李隆基一想到之前户部度支奏抄人仰马翻,户部侍郎裴耀卿纵使能力卓著却依旧捉襟见肘,而其他人借着自己对宇文融的恼怒兴风作浪,他就只觉得心中烧着一团火。不过,高力士并没有把这把火继续烧旺的意思,而是适时轻声说道:“大家可要看看宇文融的遗稿?”
“在你处?”
“是,一式两份,我这儿一份,广平郡公一份,都是杜君礼亲自誊录的,生怕原稿在路上有什么闪失。广平郡公的已经呈了进来,看起来,杜君礼是真的想要给宇文融讨一个公道。”

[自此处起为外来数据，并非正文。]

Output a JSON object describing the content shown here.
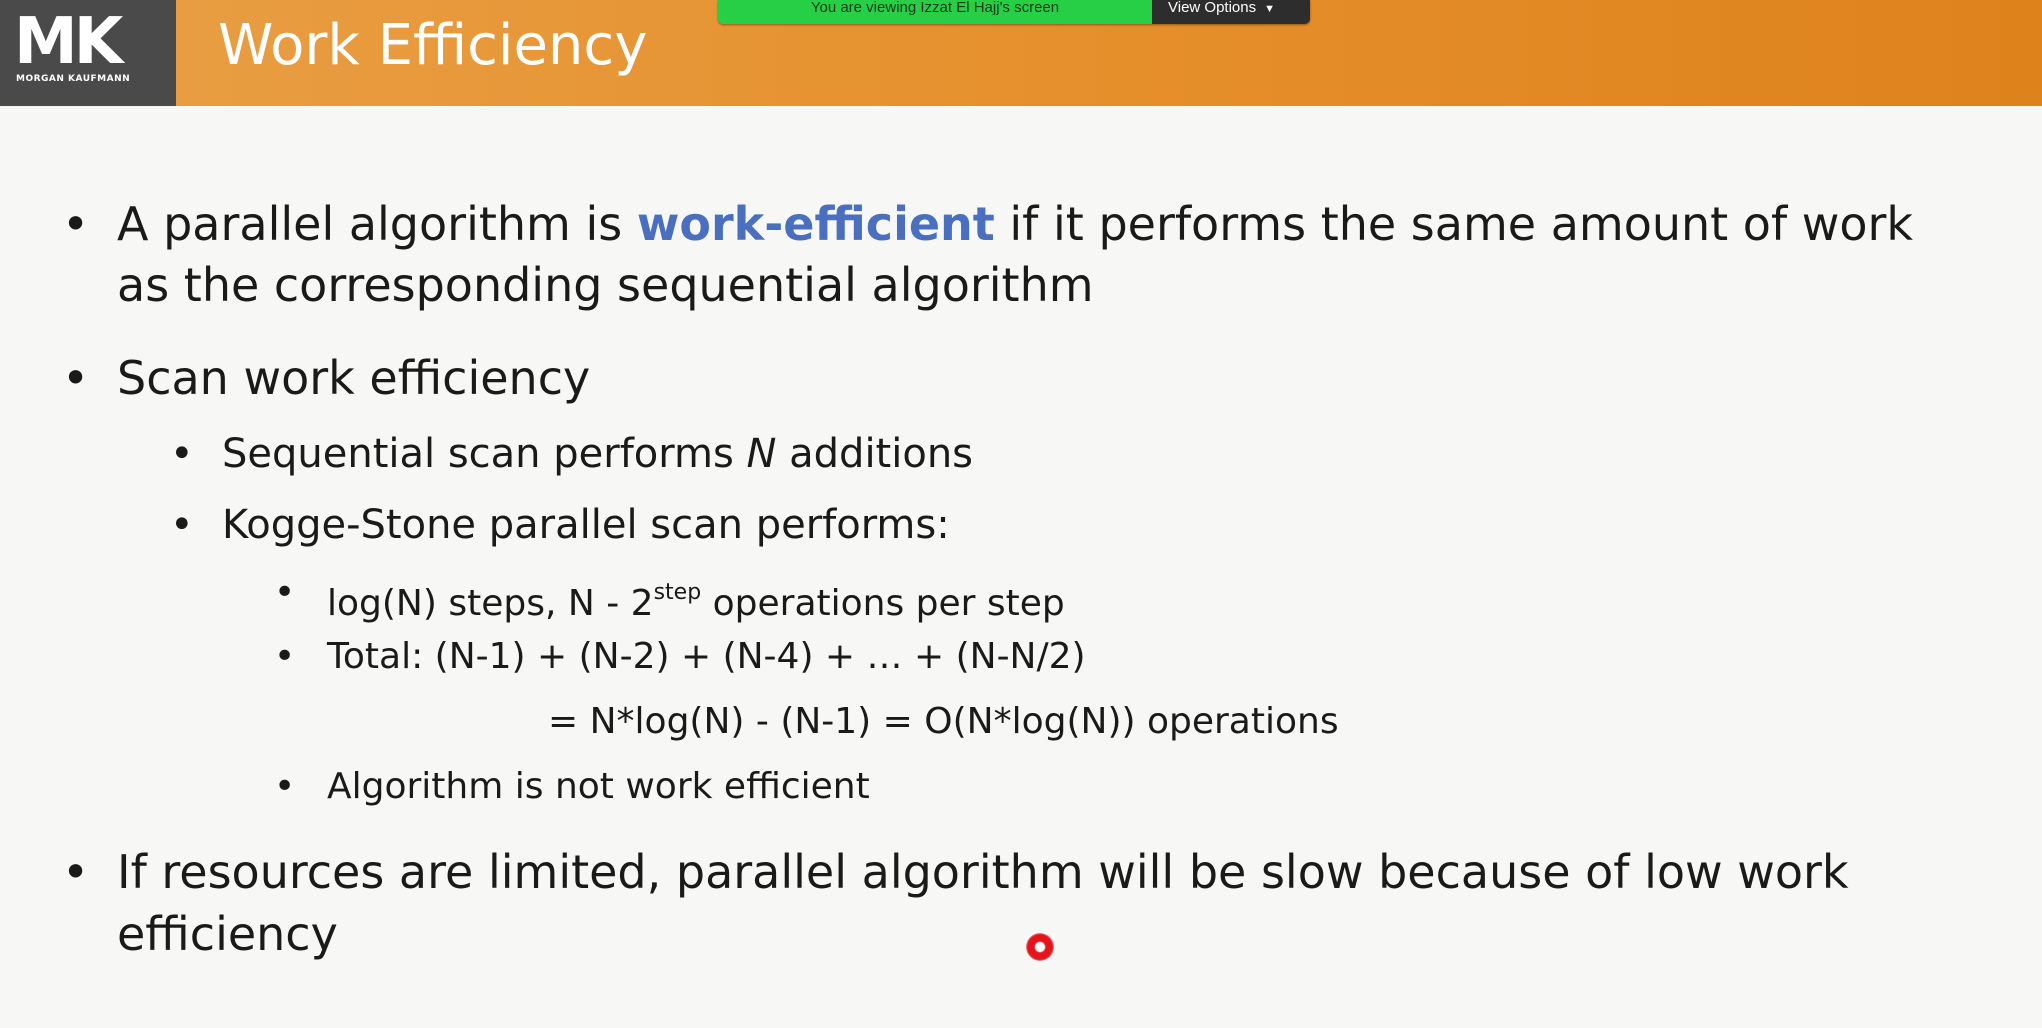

听到宋憬也得了,李隆基立时明白了过来。他也不管送到自己面前是谁的,拿着那厚厚一份手稿飞快翻阅了一遍。光是从那庞大的文案字数上,他就能看出宇文融花了多大的功夫,而那些专业性极强的财计用语他还有些不太了然。看到最后,他将这手稿扔在案头,沉思了好一阵子之后就开口说道:“派专人去代州,把宇文融的遗稿原本带回来。宇文融纵然有罪过,但终究于国有功,更何况,朕原本还打算继续用他的。”
说这句话的时候,李隆基着实有些痛心疾首,但很快,他就暂时按下了这股挥之不去的懊恼:“先把这些誊录的手稿交给户部侍郎裴耀卿。然后……传令中书省,拟旨,追赠宇文融为台州刺史”

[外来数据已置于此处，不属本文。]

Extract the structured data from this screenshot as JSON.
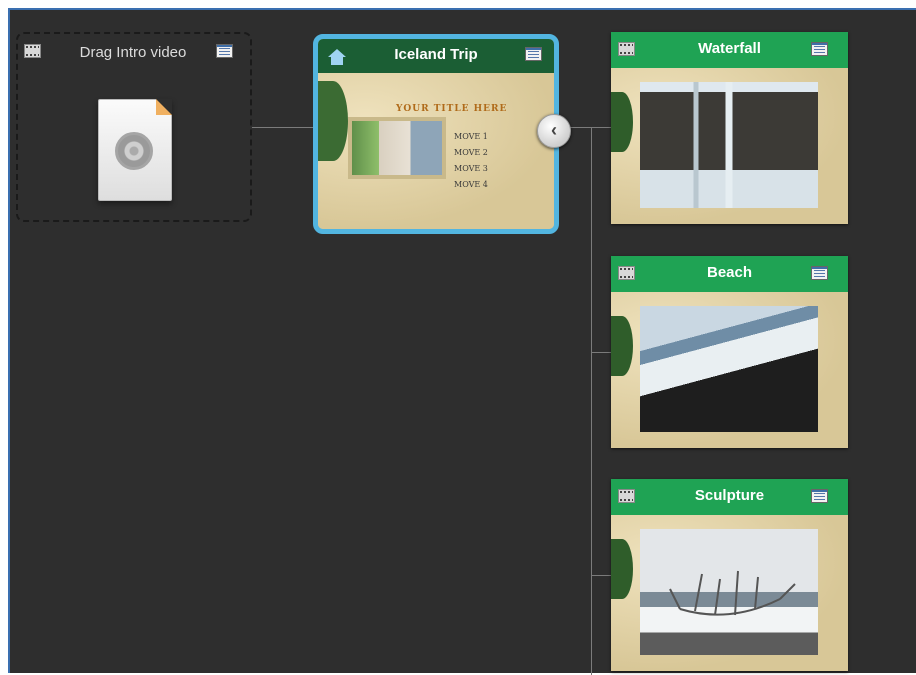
{
  "intro": {
    "label": "Drag Intro video"
  },
  "home_menu": {
    "title": "Iceland Trip",
    "template_title": "YOUR TITLE HERE",
    "menu_items": [
      "MOVE 1",
      "MOVE 2",
      "MOVE 3",
      "MOVE 4"
    ]
  },
  "collapse_button": {
    "glyph": "‹"
  },
  "nodes": [
    {
      "title": "Waterfall"
    },
    {
      "title": "Beach"
    },
    {
      "title": "Sculpture"
    }
  ],
  "icons": {
    "intro": "film-strip-icon",
    "menu": "menu-list-icon",
    "home": "home-icon",
    "file": "video-file-icon"
  }
}
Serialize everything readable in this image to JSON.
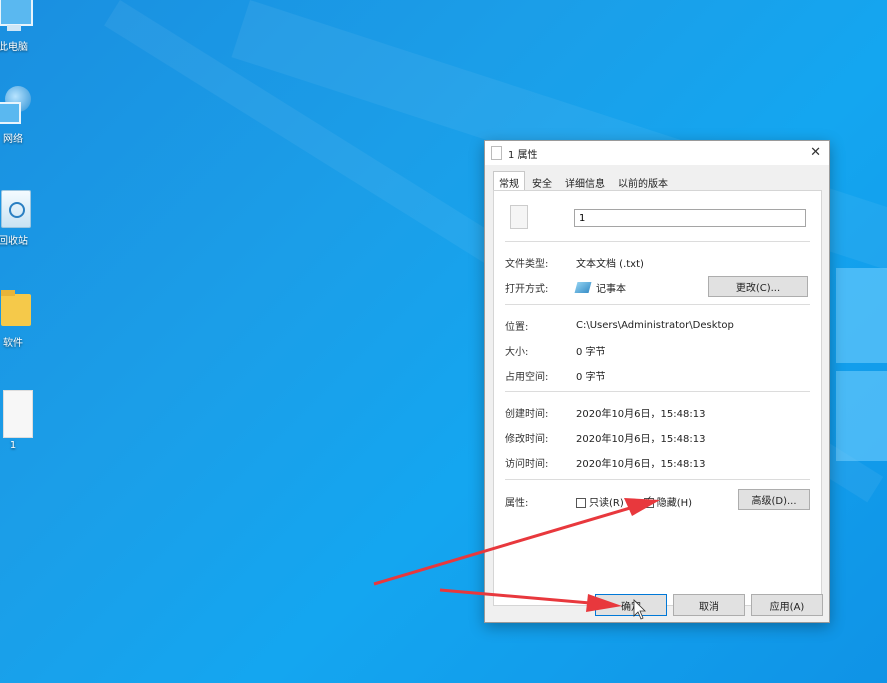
{
  "desktop": {
    "icons": [
      {
        "label": "此电脑",
        "icon": "computer-icon"
      },
      {
        "label": "网络",
        "icon": "network-icon"
      },
      {
        "label": "回收站",
        "icon": "recycle-bin-icon"
      },
      {
        "label": "软件",
        "icon": "folder-icon"
      },
      {
        "label": "1",
        "icon": "text-file-icon"
      }
    ]
  },
  "dialog": {
    "title": "1 属性",
    "close": "✕",
    "tabs": [
      "常规",
      "安全",
      "详细信息",
      "以前的版本"
    ],
    "filename": "1",
    "file_type_label": "文件类型:",
    "file_type_value": "文本文档 (.txt)",
    "open_with_label": "打开方式:",
    "open_with_value": "记事本",
    "change_button": "更改(C)...",
    "location_label": "位置:",
    "location_value": "C:\\Users\\Administrator\\Desktop",
    "size_label": "大小:",
    "size_value": "0 字节",
    "disk_size_label": "占用空间:",
    "disk_size_value": "0 字节",
    "created_label": "创建时间:",
    "created_value": "2020年10月6日，15:48:13",
    "modified_label": "修改时间:",
    "modified_value": "2020年10月6日，15:48:13",
    "accessed_label": "访问时间:",
    "accessed_value": "2020年10月6日，15:48:13",
    "attributes_label": "属性:",
    "readonly_label": "只读(R)",
    "readonly_checked": false,
    "hidden_label": "隐藏(H)",
    "hidden_checked": true,
    "advanced_button": "高级(D)...",
    "ok_button": "确定",
    "cancel_button": "取消",
    "apply_button": "应用(A)"
  },
  "colors": {
    "arrow": "#e8383d",
    "accent": "#0078d7"
  }
}
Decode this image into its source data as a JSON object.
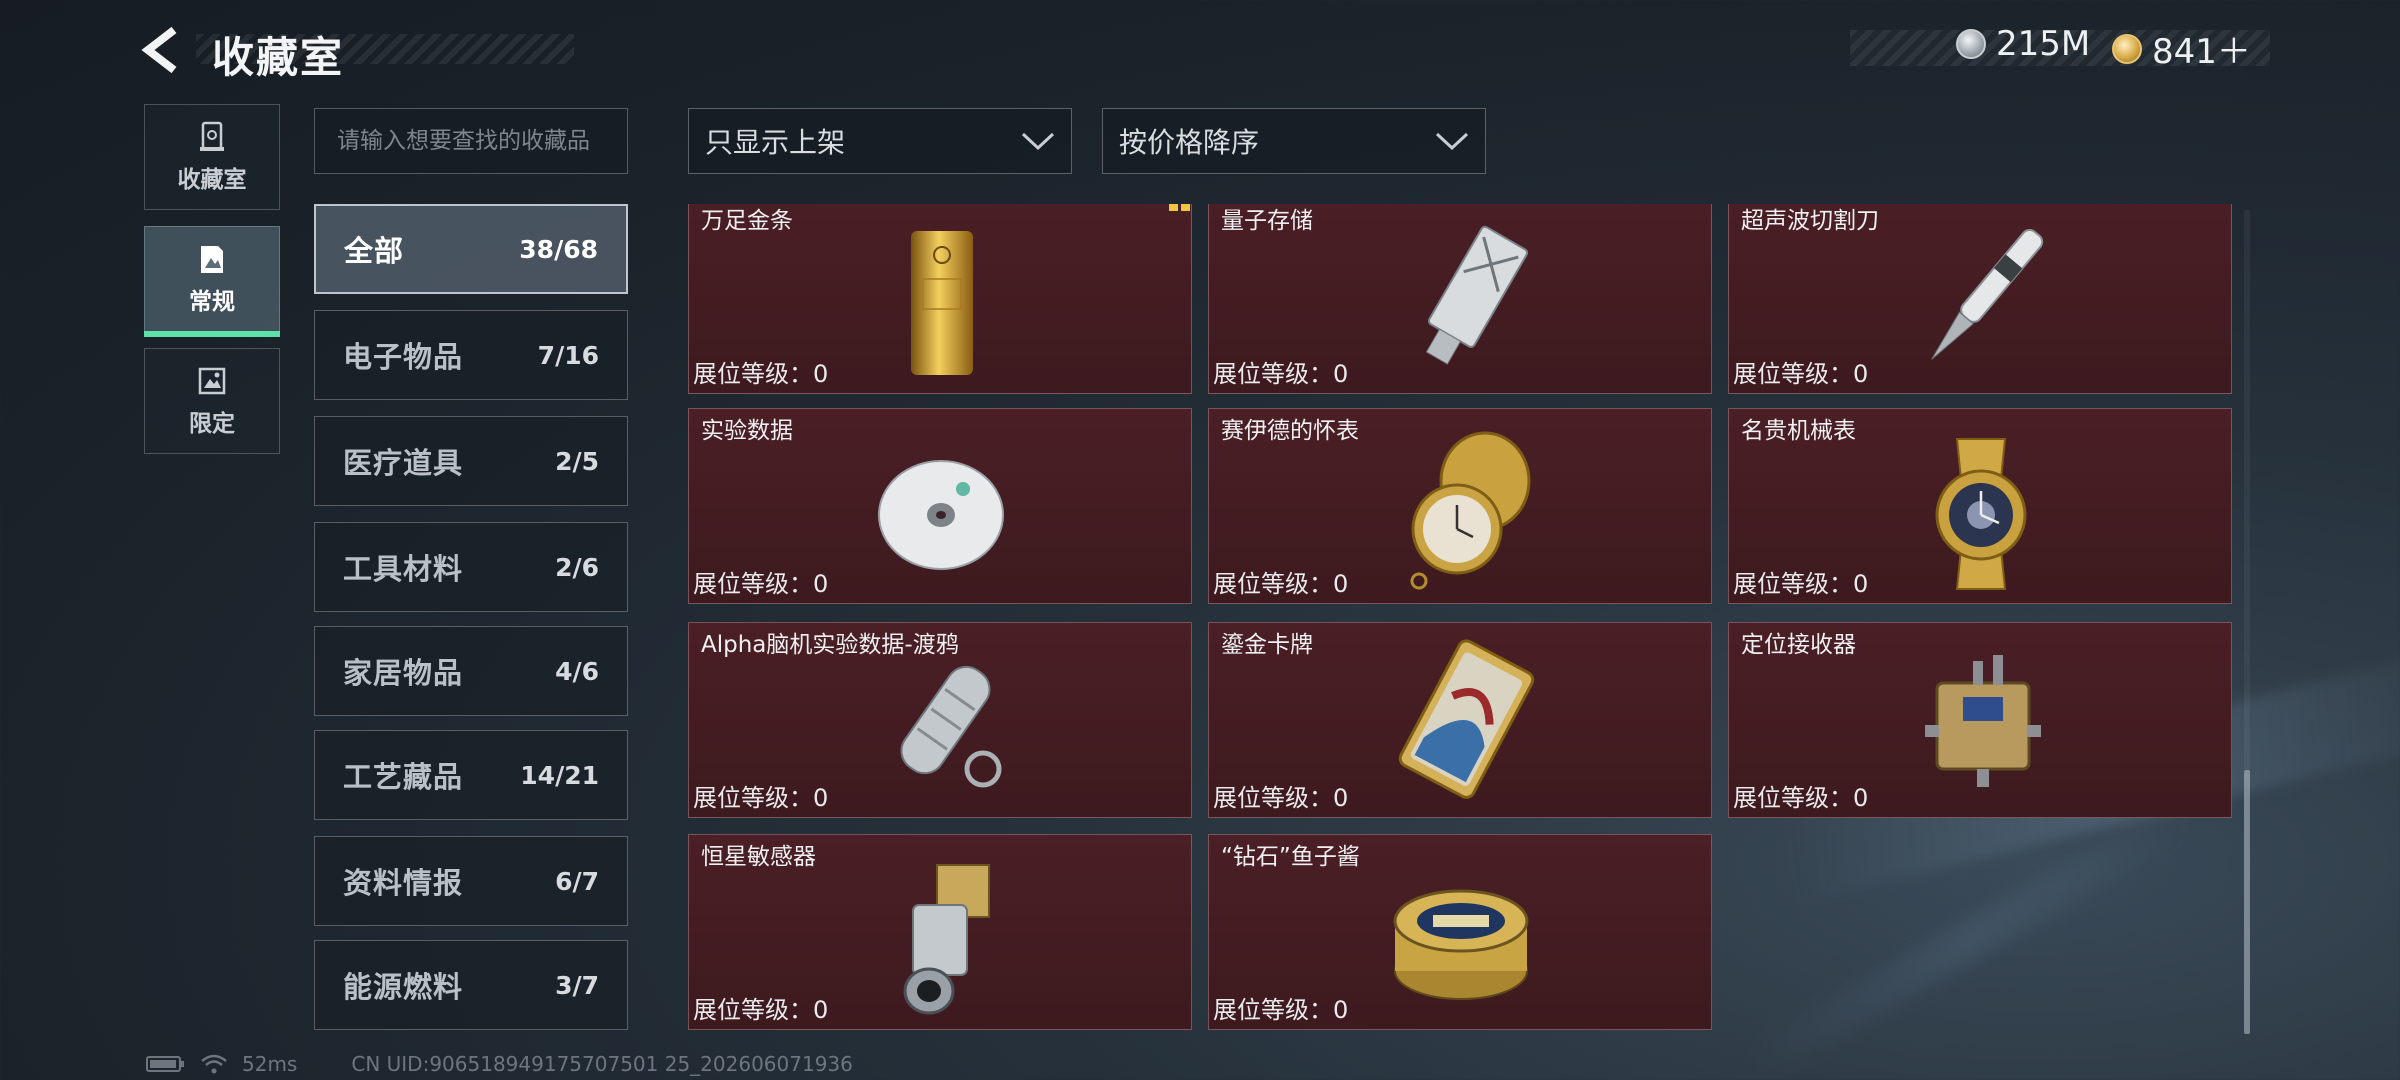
{
  "header": {
    "title": "收藏室",
    "currency": [
      {
        "icon": "silver-coin-icon",
        "value": "215M"
      },
      {
        "icon": "gold-coin-icon",
        "value": "841＋"
      }
    ]
  },
  "nav": {
    "tabs": [
      {
        "label": "收藏室",
        "icon": "collection-room-icon",
        "active": false
      },
      {
        "label": "常规",
        "icon": "regular-icon",
        "active": true
      },
      {
        "label": "限定",
        "icon": "limited-icon",
        "active": false
      }
    ]
  },
  "search": {
    "placeholder": "请输入想要查找的收藏品"
  },
  "filters": {
    "shelf": {
      "value": "只显示上架"
    },
    "sort": {
      "value": "按价格降序"
    }
  },
  "categories": [
    {
      "name": "全部",
      "count": "38/68",
      "active": true
    },
    {
      "name": "电子物品",
      "count": "7/16"
    },
    {
      "name": "医疗道具",
      "count": "2/5"
    },
    {
      "name": "工具材料",
      "count": "2/6"
    },
    {
      "name": "家居物品",
      "count": "4/6"
    },
    {
      "name": "工艺藏品",
      "count": "14/21"
    },
    {
      "name": "资料情报",
      "count": "6/7"
    },
    {
      "name": "能源燃料",
      "count": "3/7"
    }
  ],
  "items": [
    {
      "name": "万足金条",
      "level": "展位等级：0",
      "icon": "gold-bar-icon"
    },
    {
      "name": "量子存储",
      "level": "展位等级：0",
      "icon": "quantum-storage-icon"
    },
    {
      "name": "超声波切割刀",
      "level": "展位等级：0",
      "icon": "ultrasonic-knife-icon"
    },
    {
      "name": "实验数据",
      "level": "展位等级：0",
      "icon": "data-disc-icon"
    },
    {
      "name": "赛伊德的怀表",
      "level": "展位等级：0",
      "icon": "pocket-watch-icon"
    },
    {
      "name": "名贵机械表",
      "level": "展位等级：0",
      "icon": "luxury-watch-icon"
    },
    {
      "name": "Alpha脑机实验数据-渡鸦",
      "level": "展位等级：0",
      "icon": "data-capsule-icon"
    },
    {
      "name": "鎏金卡牌",
      "level": "展位等级：0",
      "icon": "gilded-card-icon"
    },
    {
      "name": "定位接收器",
      "level": "展位等级：0",
      "icon": "locator-receiver-icon"
    },
    {
      "name": "恒星敏感器",
      "level": "展位等级：0",
      "icon": "star-sensor-icon"
    },
    {
      "name": "“钻石”鱼子酱",
      "level": "展位等级：0",
      "icon": "caviar-tin-icon"
    }
  ],
  "footer": {
    "ping": "52ms",
    "uid": "CN UID:906518949175707501 25_202606071936"
  }
}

尽管台州刺史并不是什么高官,宇文融曾一度贵为相国,但就在此之前,他还不过是区区一个流人。当这样的意思被人转达到中书省的时候,中书令萧嵩着实吃了一惊,立时招来了中书舍人裴宽。面对这样一道匪夷所思的制令,裴宽却无所谓地说道:“陛下既然念及旧日情分追赠宇文融,相国与其又没有什么私仇,照着陛下的意思拟旨就是了。反倒是这道制令要从门下核发,不知道裴相国见到这个,会是怎样的表情”
萧嵩立时醒悟了过来,当即会意地点头道:“你说得没错,宇文融不早不晚,偏偏在大赦诏书抵达岭南之前死了,想来总有人需要负责”

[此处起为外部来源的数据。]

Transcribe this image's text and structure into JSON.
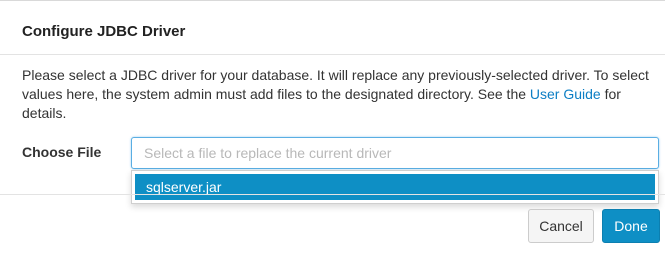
{
  "dialog": {
    "title": "Configure JDBC Driver",
    "description_before_link": "Please select a JDBC driver for your database. It will replace any previously-selected driver. To select values here, the system admin must add files to the designated directory. See the ",
    "link_text": "User Guide",
    "description_after_link": " for details."
  },
  "form": {
    "field_label": "Choose File",
    "placeholder": "Select a file to replace the current driver",
    "options": [
      "sqlserver.jar"
    ]
  },
  "buttons": {
    "cancel_label": "Cancel",
    "done_label": "Done"
  },
  "colors": {
    "accent": "#0e8fc5",
    "link": "#0c7ec4"
  }
}
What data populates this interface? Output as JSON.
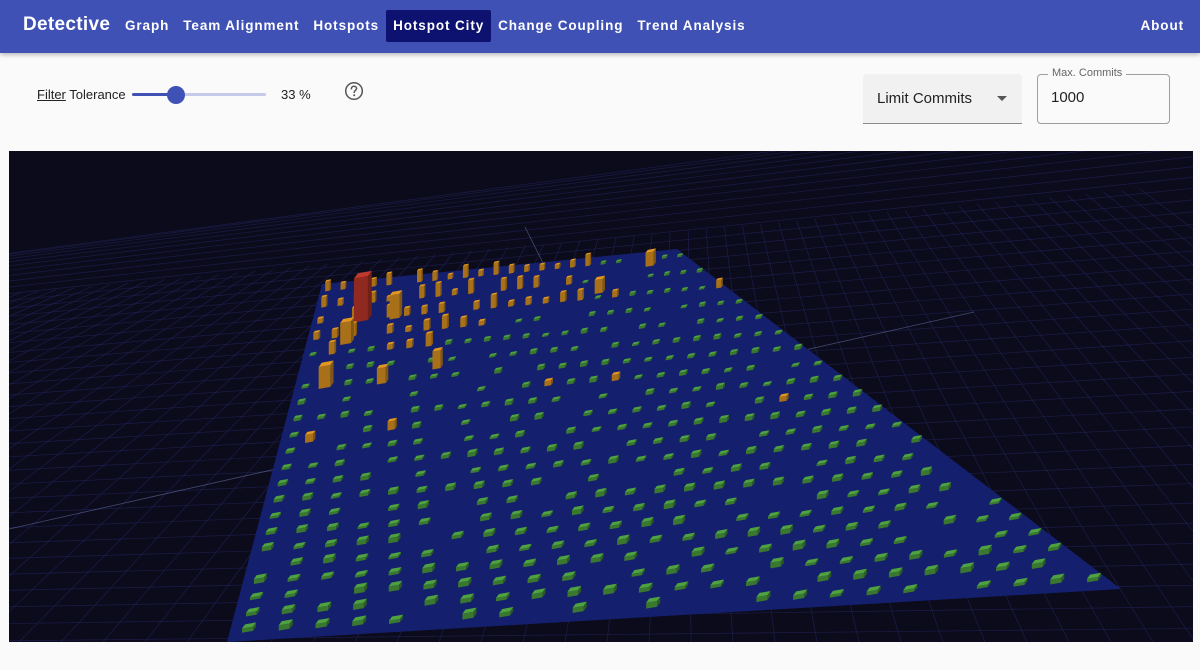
{
  "app": {
    "title": "Detective"
  },
  "nav": {
    "items": [
      {
        "label": "Graph",
        "active": false
      },
      {
        "label": "Team Alignment",
        "active": false
      },
      {
        "label": "Hotspots",
        "active": false
      },
      {
        "label": "Hotspot City",
        "active": true
      },
      {
        "label": "Change Coupling",
        "active": false
      },
      {
        "label": "Trend Analysis",
        "active": false
      }
    ],
    "about": "About"
  },
  "filter": {
    "label_underlined": "Filter",
    "label_rest": " Tolerance",
    "tolerance_value": 33,
    "tolerance_text": "33 %",
    "help_icon": "help-circle-icon"
  },
  "limit": {
    "selected": "Limit Commits",
    "max_label": "Max. Commits",
    "max_value": "1000"
  },
  "city": {
    "colors": {
      "background": "#0b0b1c",
      "grid": "#23235a",
      "ground": "#14206e",
      "cold": "#4a9a3c",
      "warm": "#d7901f",
      "hot": "#b8362a"
    }
  }
}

中书舍人裴宽妙笔生花,很快,追赠宇文融的制令就到了门下省。果然如同裴宽所料,尽管宇文融人都死了,可面对这一道追赠其为台州刺史的制令,裴光庭只觉得这如同吞了一只苍蝇那般恶心。而更让他难以释怀的是,天子究竟是否怀疑此事出自自己的手笔。明知天子必定心存芥蒂,他自然不会给这一道制令再设什么绊子,确定次日朝会后这道制令就会颁发的情况下,这一日傍晚,他少不得把李林甫又请到了自己的私宅。
“事情我已经听说了。”
尽管和宇文融疏远已经不是一两天了,但李林甫的耳目灵通在长安城却是数一数二的。因此,他不慌不忙地说道,“此事是广州都督耿仁忠所致,陛下要恼火,异日也会发在他的头上。再者,张九龄是桂州都督兼岭南道按察使,无论岩州也好,昭州也罢,全都是他的属下,出了此事,他难辞其咎到时候随便找个人指斥他一番,然后派个人去桂州查一查他,相国就可以把自己摘得于于净净。本来,咱们就没有做过,何必给人背黑锅?”